“Ancora
un suicidio per colpa della crisi, si impicca imprenditore disperato”
sembra essere notizia ricorrente di
quest’ultimi mesi, durante i quali l’attenzione alla condizione finanziaria
occidentale è salita diventando stato d’allerta.
È realtà innegabile che ci troviamo in un
periodo storico-economico difficile, c’è da considerare tuttavia che la
preoccupazione che questa realtà genera nella cultura occidentale è sicuramente
diversa rispetto a quelle culture in cui il benessere materiale non c’è stato,
non c’è tutt’ora e per molto altro tempo probabilmente non ci sarà.
La
psicologia ci dà ragione del fatto di come non sia l’evento in sé a scatenare
il disagio psicologico ma la percezione di esso, a ragione di ciò il processo
di cambiamento non parte certo stravolgendo la realtà oggettiva, ma modificando
gli schemi di lettura della stessa da parte dell’individuo.

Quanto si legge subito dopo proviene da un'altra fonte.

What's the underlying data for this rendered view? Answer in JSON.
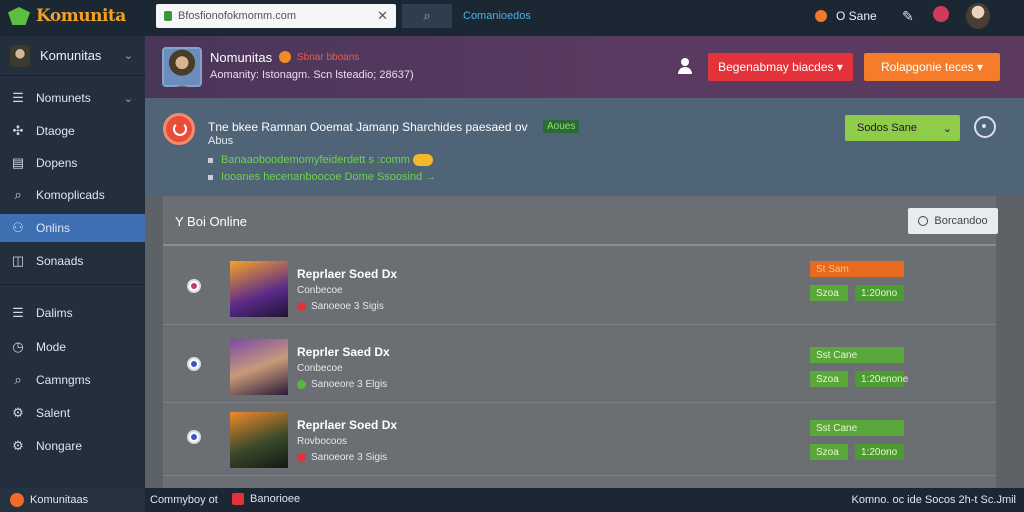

Così facendo quello
che sembrava un tunnel senza uscita di malessere e impotenza si trasforma in
una mappa di strade possibili.
Il
suicidio è l’atto con il quale l’individuo si nega qualsiasi altra possibilità;
il suicidio in risposta alla crisi economica rappresenta pertanto una soluzione
definitiva ad una situazione che viene percepita come immodificabile e talmente
intollerabile da scegliere la negazione della vita.
La
prima considerazione da fare è: perché
le difficoltà finanziarie diventino un problema che si sparge a macchia d’olio
nell’esperienza individuale, fino ad allagare e quindi a sommergere anche altri
aspetti magari positivi della vita dell’individuo; forse la sicurezza economica
e lavorativa più che rappresentare un mezzo con il quale soddisfare i bisogni
primari è diventata la meta finale, e il bisogno di autorealizzazione sembra
soddisfatto solo grazie al possesso di beni materiali, alla possibilità di
condurre una vita densa di cose “da fare”, dove anche il tempo libero è
occupato da attività che convogliano sempre nel consumo di beni e servizi.
In
una società dove l’essere umano trova il senso del suo essere solo nella
dimensione del “fare” e del produrre, e dove il riconoscimento sociale avviene
esclusivamente grazie al ruolo è chiaro come si arrivi a pensare che venendo
meno il fare, il produrre, e il ruolo venga meno anche l’essere.
Oltre
a questo aspetto si deve considerare il fatto che nella crisi economica non c’è
un nemico esterno contro il quale combattere, paradossalmente infatti la guerra
può spaventare meno della crisi proprio perché tira fuori e canalizza le
energie degli individui verso l’antagonista e porta a cooperare contro di esso.
Nella crisi economica si è soli, ognuno col proprio dramma, silenzioso, perché
è una vergona dire che si è perso tutto, non si può chiedere aiuto alla propria
rete sociale quindi, non ci si può rivolgere neanche alla propria rete
professionale mancando ormai la dimensione cooperativa, è infatti solo il
successo individuale che conta, ma se si vince soli ugualmente si perde soli. Inoltre non si può chiedere aiuto alle
istituzioni che non sono in grado in questo momento di apportare soluzioni.
Ecco allora come la sensazione di impotenza, di
fallimento e di immutabilità prende sempre più piede fino a condurre alla
negazione della vita. Ci sono senza dubbio dei disagi individuali che
predispongono all’atto del suicidio, ma da questo punto di vista, occorre un
ripensamento culturale che porti a restituire importanza anche ad altre sfere
dell’esistenza umana e che conduca a modificare gli attuali schemi mentali, per
rendere tollerabile, qualcosa che al momento sembra essere insopportabile.